Letter shows White House wouldn't provide documents to agency investigating Ukraine aid
Posted January 23, 2020 11:13 p.m. EST
CNN — The White House refused to provide documents to a nonpartisan congressional watchdog investigating President Donald Trump's decision to withhold US security aid to Ukraine, according to documents released by Democratic Sen. Chris Van Hollen of Maryland on Thursday.
Included in the release is a December 20 letter from the White House responding to an inquiry from the Government Accountability Office by citing a previous legal memo from the Office of Management and Budget defending the military aid freeze.
In the letter, Brian Miller, a senior associate counsel to the President, was responding to a request from the GAO seeking "factual information and legal views" about why the Ukraine aid had been held from acting White House chief of staff Mick Mulvaney and White House counsel Pat Cipollone. Miller informed the GAO that Mulvaney and Cipollone would not be participating in the probe.
"The White House does not plan to respond separately to your letters," he wrote.

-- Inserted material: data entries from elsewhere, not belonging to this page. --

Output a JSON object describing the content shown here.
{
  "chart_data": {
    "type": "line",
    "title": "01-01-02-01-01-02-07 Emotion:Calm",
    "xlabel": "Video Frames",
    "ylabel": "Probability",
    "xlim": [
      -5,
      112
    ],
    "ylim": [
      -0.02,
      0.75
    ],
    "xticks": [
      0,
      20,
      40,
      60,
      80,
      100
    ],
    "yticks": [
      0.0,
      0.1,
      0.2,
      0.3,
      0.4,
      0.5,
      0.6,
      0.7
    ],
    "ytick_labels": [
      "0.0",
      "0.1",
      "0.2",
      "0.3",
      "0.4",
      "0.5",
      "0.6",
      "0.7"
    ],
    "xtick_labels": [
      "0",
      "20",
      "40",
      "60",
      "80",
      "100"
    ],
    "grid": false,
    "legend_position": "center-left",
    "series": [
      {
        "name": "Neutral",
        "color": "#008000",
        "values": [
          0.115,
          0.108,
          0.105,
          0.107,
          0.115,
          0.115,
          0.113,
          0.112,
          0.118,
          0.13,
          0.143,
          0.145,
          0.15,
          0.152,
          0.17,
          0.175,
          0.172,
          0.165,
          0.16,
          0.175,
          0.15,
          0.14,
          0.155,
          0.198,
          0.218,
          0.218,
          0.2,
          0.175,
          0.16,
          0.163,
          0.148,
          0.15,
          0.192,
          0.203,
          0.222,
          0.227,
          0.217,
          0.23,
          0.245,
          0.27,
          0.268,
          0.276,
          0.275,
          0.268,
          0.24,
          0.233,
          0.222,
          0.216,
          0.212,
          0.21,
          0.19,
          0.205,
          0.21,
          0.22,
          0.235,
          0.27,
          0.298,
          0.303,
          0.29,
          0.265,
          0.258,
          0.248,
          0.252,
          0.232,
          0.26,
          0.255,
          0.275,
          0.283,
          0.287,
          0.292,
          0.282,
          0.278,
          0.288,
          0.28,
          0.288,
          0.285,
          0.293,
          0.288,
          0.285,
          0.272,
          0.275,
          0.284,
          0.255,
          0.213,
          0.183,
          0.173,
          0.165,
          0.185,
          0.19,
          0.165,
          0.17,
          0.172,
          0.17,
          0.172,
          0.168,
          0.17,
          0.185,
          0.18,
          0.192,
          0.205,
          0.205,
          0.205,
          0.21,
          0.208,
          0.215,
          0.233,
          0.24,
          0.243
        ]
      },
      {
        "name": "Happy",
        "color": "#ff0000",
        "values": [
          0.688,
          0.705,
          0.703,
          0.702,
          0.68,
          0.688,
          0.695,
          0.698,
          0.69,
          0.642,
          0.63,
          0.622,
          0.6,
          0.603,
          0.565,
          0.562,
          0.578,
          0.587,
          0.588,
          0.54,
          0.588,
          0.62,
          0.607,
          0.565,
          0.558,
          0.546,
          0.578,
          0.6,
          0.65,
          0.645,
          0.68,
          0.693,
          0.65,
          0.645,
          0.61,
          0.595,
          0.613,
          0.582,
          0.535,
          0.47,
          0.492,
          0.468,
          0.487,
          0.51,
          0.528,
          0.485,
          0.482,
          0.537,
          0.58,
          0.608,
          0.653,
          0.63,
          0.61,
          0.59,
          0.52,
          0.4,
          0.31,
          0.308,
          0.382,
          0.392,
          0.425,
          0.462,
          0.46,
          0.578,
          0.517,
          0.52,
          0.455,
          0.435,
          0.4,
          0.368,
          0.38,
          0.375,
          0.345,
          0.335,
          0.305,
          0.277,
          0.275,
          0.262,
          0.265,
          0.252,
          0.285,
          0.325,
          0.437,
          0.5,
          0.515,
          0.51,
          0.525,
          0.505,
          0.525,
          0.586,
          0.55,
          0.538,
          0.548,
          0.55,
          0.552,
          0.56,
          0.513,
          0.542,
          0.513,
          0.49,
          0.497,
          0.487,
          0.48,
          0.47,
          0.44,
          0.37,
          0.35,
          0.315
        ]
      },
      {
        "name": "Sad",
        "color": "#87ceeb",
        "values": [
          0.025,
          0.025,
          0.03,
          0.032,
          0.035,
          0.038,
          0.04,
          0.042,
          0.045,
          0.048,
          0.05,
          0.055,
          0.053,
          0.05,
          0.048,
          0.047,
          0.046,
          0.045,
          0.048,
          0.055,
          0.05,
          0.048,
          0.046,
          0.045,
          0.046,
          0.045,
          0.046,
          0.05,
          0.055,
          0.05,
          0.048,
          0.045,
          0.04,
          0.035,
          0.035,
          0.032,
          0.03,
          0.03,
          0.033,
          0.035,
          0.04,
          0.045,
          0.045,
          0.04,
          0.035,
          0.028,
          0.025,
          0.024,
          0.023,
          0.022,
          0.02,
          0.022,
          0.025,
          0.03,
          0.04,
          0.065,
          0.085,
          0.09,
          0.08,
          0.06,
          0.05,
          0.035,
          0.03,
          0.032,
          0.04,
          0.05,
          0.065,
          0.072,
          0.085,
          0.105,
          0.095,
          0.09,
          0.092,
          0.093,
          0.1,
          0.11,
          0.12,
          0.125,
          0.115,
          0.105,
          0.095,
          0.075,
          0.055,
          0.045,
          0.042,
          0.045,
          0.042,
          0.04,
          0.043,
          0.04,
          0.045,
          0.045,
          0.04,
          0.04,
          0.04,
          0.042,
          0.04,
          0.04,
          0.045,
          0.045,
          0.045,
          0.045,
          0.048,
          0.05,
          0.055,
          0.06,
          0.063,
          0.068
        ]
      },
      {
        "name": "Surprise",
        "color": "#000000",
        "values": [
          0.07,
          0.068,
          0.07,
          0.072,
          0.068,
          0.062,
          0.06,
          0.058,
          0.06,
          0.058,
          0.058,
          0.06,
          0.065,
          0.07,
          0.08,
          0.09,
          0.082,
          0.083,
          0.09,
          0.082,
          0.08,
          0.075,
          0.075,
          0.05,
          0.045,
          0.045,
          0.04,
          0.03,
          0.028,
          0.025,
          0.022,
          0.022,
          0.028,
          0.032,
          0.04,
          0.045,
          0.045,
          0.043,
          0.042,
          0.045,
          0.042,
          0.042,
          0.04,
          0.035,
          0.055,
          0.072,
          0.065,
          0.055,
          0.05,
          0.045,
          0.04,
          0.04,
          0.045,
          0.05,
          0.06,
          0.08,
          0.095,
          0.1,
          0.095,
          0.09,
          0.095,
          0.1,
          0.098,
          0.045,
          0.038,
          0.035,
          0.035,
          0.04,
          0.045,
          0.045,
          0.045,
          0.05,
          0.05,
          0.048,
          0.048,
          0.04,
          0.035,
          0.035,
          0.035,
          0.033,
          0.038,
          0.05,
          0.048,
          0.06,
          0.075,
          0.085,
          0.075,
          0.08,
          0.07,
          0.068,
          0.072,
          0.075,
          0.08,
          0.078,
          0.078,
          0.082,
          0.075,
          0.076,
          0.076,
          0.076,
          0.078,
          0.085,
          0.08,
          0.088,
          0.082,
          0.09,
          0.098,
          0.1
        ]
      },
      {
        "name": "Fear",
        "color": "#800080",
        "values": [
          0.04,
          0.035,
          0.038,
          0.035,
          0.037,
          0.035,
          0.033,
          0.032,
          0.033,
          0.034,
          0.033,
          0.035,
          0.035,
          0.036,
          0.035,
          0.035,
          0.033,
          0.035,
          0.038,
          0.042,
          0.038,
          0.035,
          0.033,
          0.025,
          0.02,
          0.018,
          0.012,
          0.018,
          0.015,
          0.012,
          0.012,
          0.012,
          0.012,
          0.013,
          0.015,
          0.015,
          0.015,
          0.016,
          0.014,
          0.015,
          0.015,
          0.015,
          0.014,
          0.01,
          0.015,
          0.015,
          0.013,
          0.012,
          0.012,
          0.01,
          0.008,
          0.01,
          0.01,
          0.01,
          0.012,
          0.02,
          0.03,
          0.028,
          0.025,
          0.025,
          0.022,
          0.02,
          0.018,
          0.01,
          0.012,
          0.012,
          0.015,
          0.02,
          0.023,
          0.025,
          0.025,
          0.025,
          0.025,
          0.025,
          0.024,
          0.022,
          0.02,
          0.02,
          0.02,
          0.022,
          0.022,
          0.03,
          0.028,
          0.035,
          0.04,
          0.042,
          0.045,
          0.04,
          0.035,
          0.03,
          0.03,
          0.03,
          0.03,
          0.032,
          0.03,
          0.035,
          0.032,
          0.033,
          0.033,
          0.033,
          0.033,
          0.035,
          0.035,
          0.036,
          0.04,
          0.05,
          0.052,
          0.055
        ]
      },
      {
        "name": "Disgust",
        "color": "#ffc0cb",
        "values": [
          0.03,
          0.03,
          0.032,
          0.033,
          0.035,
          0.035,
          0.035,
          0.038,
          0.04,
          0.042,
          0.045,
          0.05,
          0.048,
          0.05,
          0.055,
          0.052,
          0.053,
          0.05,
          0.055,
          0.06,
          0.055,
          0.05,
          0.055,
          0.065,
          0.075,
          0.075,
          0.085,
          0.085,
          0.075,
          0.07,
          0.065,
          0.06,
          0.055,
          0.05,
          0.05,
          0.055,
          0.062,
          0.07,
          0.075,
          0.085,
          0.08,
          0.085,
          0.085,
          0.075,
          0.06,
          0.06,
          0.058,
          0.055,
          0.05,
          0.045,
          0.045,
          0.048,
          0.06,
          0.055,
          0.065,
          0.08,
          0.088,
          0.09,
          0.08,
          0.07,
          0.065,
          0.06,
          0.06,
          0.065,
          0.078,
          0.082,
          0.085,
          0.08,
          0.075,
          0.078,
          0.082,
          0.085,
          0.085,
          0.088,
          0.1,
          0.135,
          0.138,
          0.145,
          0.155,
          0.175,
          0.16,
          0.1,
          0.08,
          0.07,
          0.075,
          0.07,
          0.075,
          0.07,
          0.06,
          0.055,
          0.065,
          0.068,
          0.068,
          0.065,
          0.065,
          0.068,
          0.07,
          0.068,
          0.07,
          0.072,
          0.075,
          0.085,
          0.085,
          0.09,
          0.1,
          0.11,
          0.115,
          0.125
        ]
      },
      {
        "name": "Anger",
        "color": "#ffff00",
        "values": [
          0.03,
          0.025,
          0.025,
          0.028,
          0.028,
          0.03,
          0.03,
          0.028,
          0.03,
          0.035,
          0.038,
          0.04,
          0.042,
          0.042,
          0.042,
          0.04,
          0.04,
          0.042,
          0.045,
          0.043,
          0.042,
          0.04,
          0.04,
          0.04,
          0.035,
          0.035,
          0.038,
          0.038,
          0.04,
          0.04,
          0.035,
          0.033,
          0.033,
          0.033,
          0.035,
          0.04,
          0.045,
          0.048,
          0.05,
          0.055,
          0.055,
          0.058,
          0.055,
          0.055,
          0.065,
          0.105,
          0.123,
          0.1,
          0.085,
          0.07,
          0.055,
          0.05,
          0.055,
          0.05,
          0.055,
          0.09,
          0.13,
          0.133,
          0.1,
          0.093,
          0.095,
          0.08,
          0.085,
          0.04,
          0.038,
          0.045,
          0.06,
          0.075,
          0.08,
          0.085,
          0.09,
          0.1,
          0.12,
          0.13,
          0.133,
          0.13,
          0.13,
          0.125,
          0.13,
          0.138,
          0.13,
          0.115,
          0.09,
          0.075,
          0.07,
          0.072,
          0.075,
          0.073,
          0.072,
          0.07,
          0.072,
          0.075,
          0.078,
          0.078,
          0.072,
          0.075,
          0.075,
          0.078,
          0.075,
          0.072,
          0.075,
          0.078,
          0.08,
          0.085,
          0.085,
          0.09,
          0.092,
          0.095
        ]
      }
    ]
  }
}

News of the White House's refusal to participate in the GAO's investigation comes after the watchdog agency issued its decision earlier this month that the Trump administration had broken the law when it withheld the security aid to Ukraine last year, which had been appropriated by Congress.
The GAO concluded that the White House budget office had violated the Impoundment Control Act, a 1974 law that limits the White House from withholding funds that Congress has appropriated.
The Office of Management and Budget, which did provide a substantial response to the inquiry, had told the GAO it "withheld the funds to ensure that they were not spent 'in a manner that could conflict with the President's foreign policy,' " said Thomas Armstrong, the GAO's general counsel.
The GAO rejected that argument.
"Faithful execution of the law does not permit the President to substitute his own policy priorities for those that Congress has enacted into law," the GAO wrote. "OMB withheld funds for a policy reason, which is not permitted under the Impoundment Control Act. The withholding was not a programmatic delay. Therefore, we conclude that OMB violated the ICA."
After the report was released, OMB spokeswoman Rachel Semmel said the budget office disagrees with the GAO's decision.
"OMB uses its apportionment authority to ensure taxpayer dollars are properly spent consistent with the President's priorities and with the law," Semmel said.
This is a breaking story and will be updated.